A Human Rights Watch report released in February said the Turkish-backed forces have “conducted arbitrary arrests, incommunicado detentions, abductions, and torture”.
“Kurdish women detainees reported being subjected to sexual violence, including rape,” the report said.
Akram Hamo, the Belgian-based chairman of Hevi, a Syrian Kurdish cultural organisation, has family members in Aleppo. He told MEE that people who worked with the PYD are unlikely to stay in the city.
“However, not all Kurds are connected to the PYD, despite what the jihadist rebels claim,” he said.
“The same thing happened in Afrin: people were told at first to stay and that they wouldn’t be harmed, that only PYD members were being targeted. But in practice, individuals were arrested, tortured, and displaced.”
Bassam Alahmad, head of Syrians for Truth and Justice, a group that documents human rights abuses, is skeptical that HTS’ assurances and inclusive language will be carried out in practice.
“I don’t believe the future holds anything positive for the diversity of this region under HTS. They will try to impose their rule on everyone,” he said, stressing that Bashar al-Assad’s government isn’t necessarily better.
“It’s important to emphasise that neither the project of the regime nor HTS offers protection, democracy or a positive future for minorities or all Syrians."

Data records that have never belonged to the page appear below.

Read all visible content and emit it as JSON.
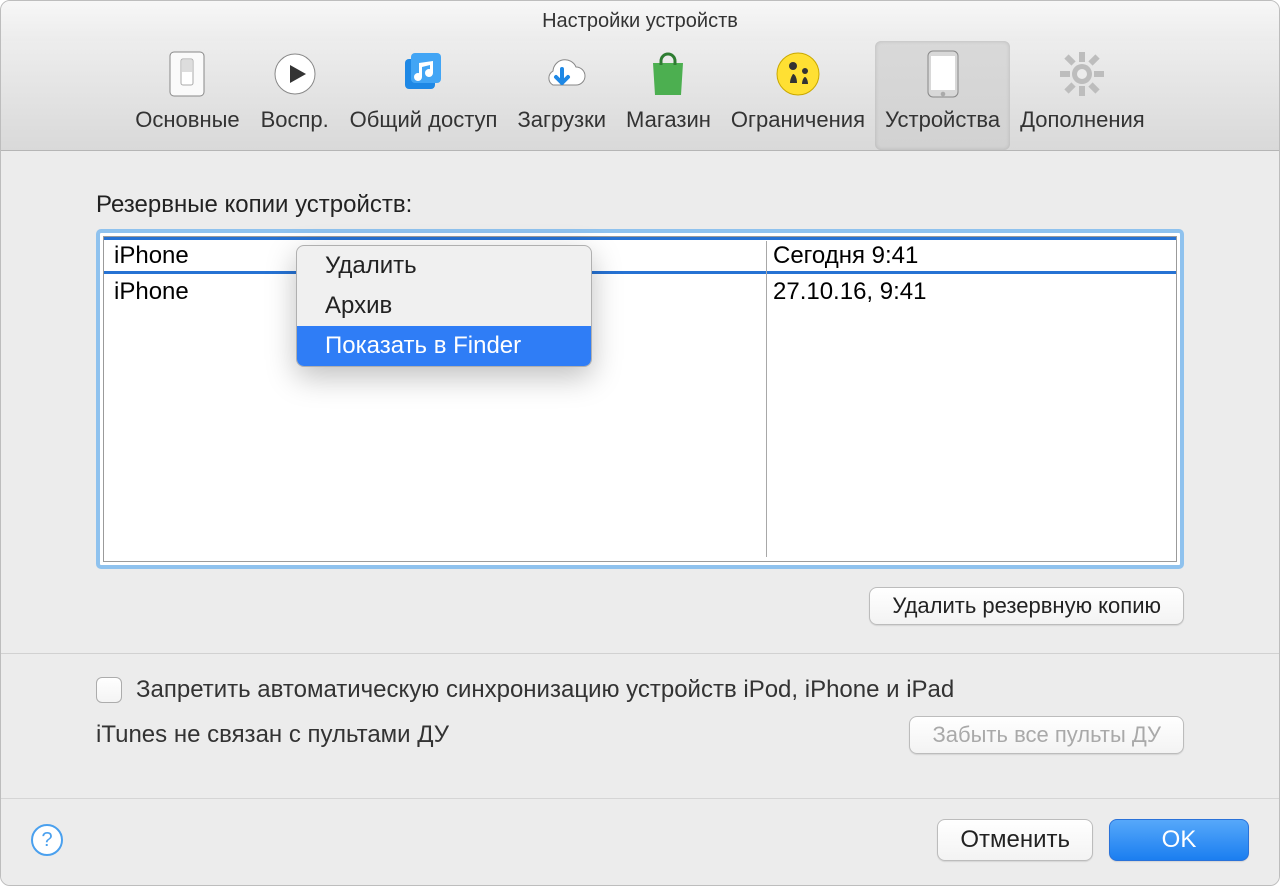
{
  "window": {
    "title": "Настройки устройств"
  },
  "toolbar": {
    "tabs": [
      {
        "id": "general",
        "label": "Основные"
      },
      {
        "id": "playback",
        "label": "Воспр."
      },
      {
        "id": "sharing",
        "label": "Общий доступ"
      },
      {
        "id": "downloads",
        "label": "Загрузки"
      },
      {
        "id": "store",
        "label": "Магазин"
      },
      {
        "id": "restrictions",
        "label": "Ограничения"
      },
      {
        "id": "devices",
        "label": "Устройства"
      },
      {
        "id": "advanced",
        "label": "Дополнения"
      }
    ],
    "selected": "devices"
  },
  "backups": {
    "heading": "Резервные копии устройств:",
    "rows": [
      {
        "device": "iPhone",
        "date": "Сегодня 9:41",
        "selected": true
      },
      {
        "device": "iPhone",
        "date": "27.10.16, 9:41",
        "selected": false
      }
    ],
    "delete_button": "Удалить резервную копию"
  },
  "context_menu": {
    "items": [
      {
        "label": "Удалить",
        "highlighted": false
      },
      {
        "label": "Архив",
        "highlighted": false
      },
      {
        "label": "Показать в Finder",
        "highlighted": true
      }
    ]
  },
  "sync": {
    "checkbox_label": "Запретить автоматическую синхронизацию устройств iPod, iPhone и iPad",
    "checked": false
  },
  "remote": {
    "status": "iTunes не связан с пультами ДУ",
    "forget_button": "Забыть все пульты ДУ",
    "forget_enabled": false
  },
  "footer": {
    "cancel": "Отменить",
    "ok": "OK"
  }
}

'There is a real risk that the long-running Kurdish presence in Aleppo could disappear'
- Nicholas Heras, New Lines Institute
Nicholas Heras, an analyst at the US-based New Lines Institute think tank, described Aleppo’s Kurdish community as being at an “inflection point”.

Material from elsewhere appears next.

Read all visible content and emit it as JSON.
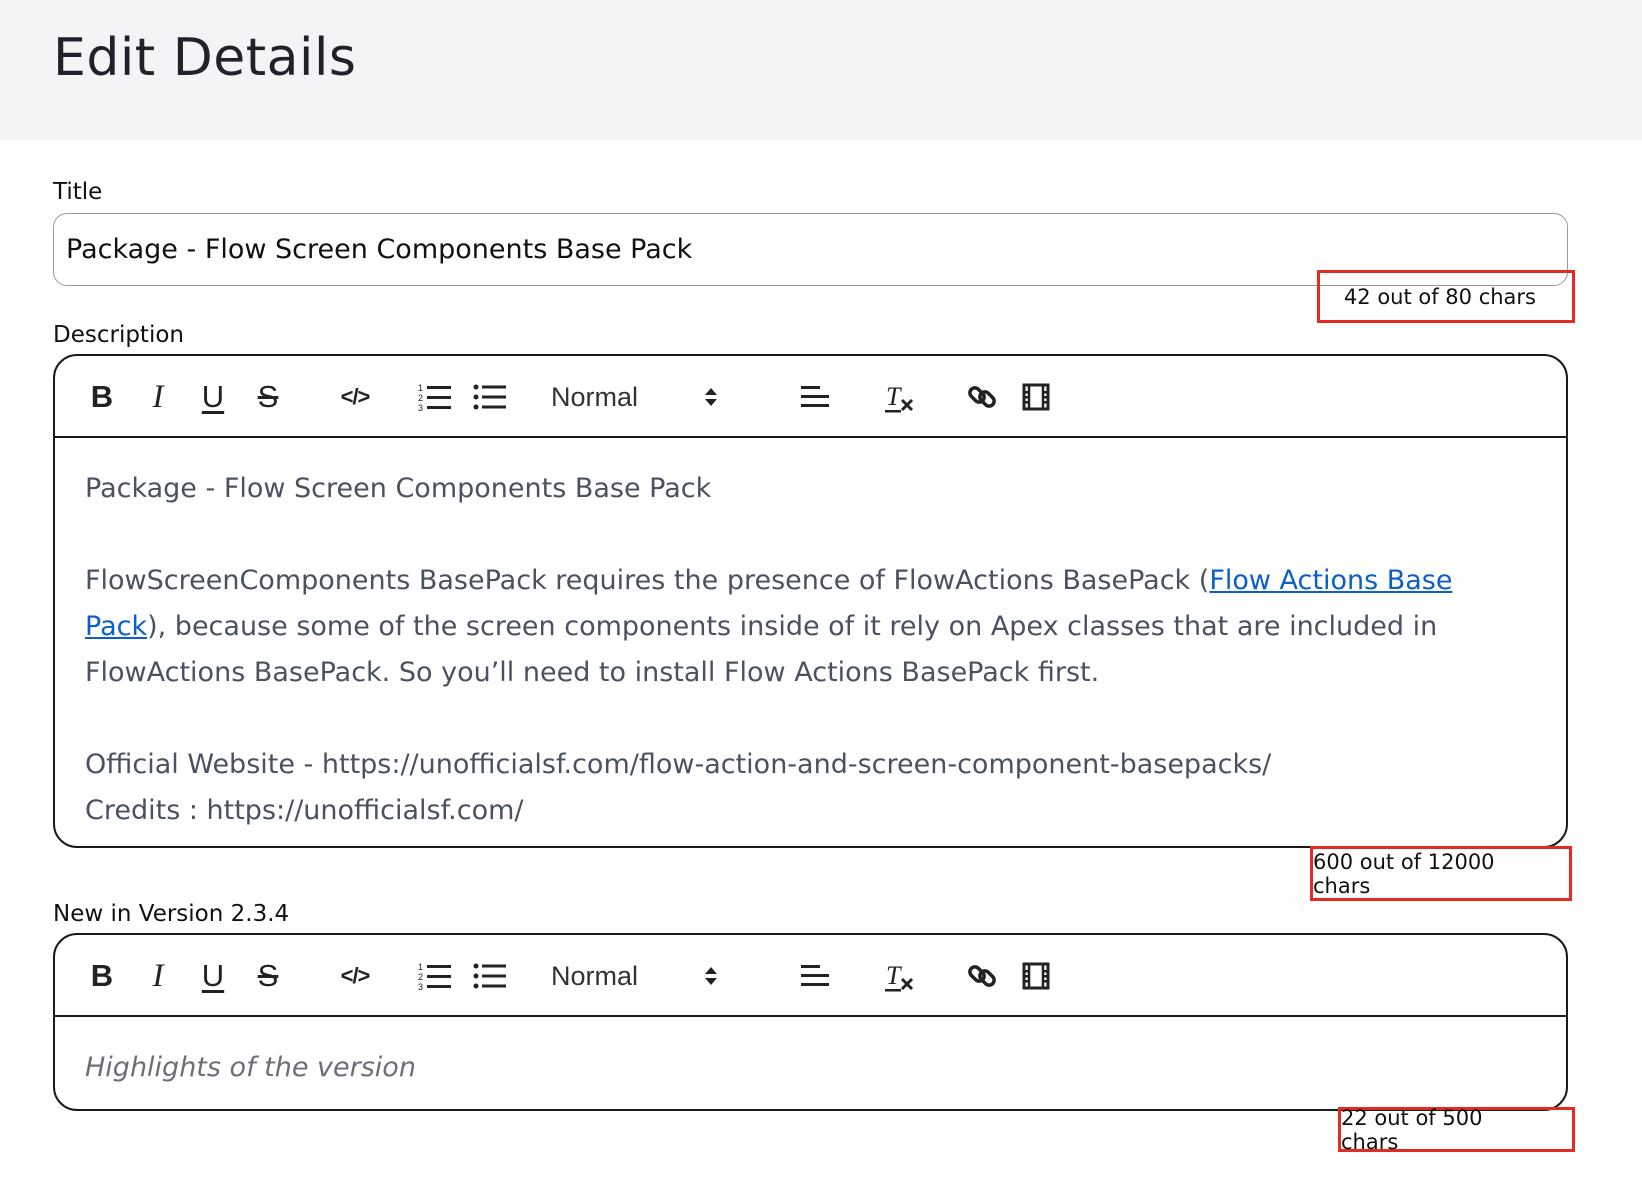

According to Heras, many Turkey-backed rebels see Kurds and the YPG as indistinguishable, and so the group’s continued presence in the city is a “nonstarter”.
“The YPG is rapidly facing the decision point to either stand its ground in Aleppo, and fight and potentially be wiped out, or to withdraw to US-protected areas in northeast Syria,” he told MEE.
“There is a real risk that the long-running Kurdish presence in Aleppo could disappear if the YPG does not play a weak hand in the city as best as it can.”
SDF Commander-in-Chief Mazloum Abdi said on Monday his forces would continue to protect Aleppo’s Kurdish neighbouhoods.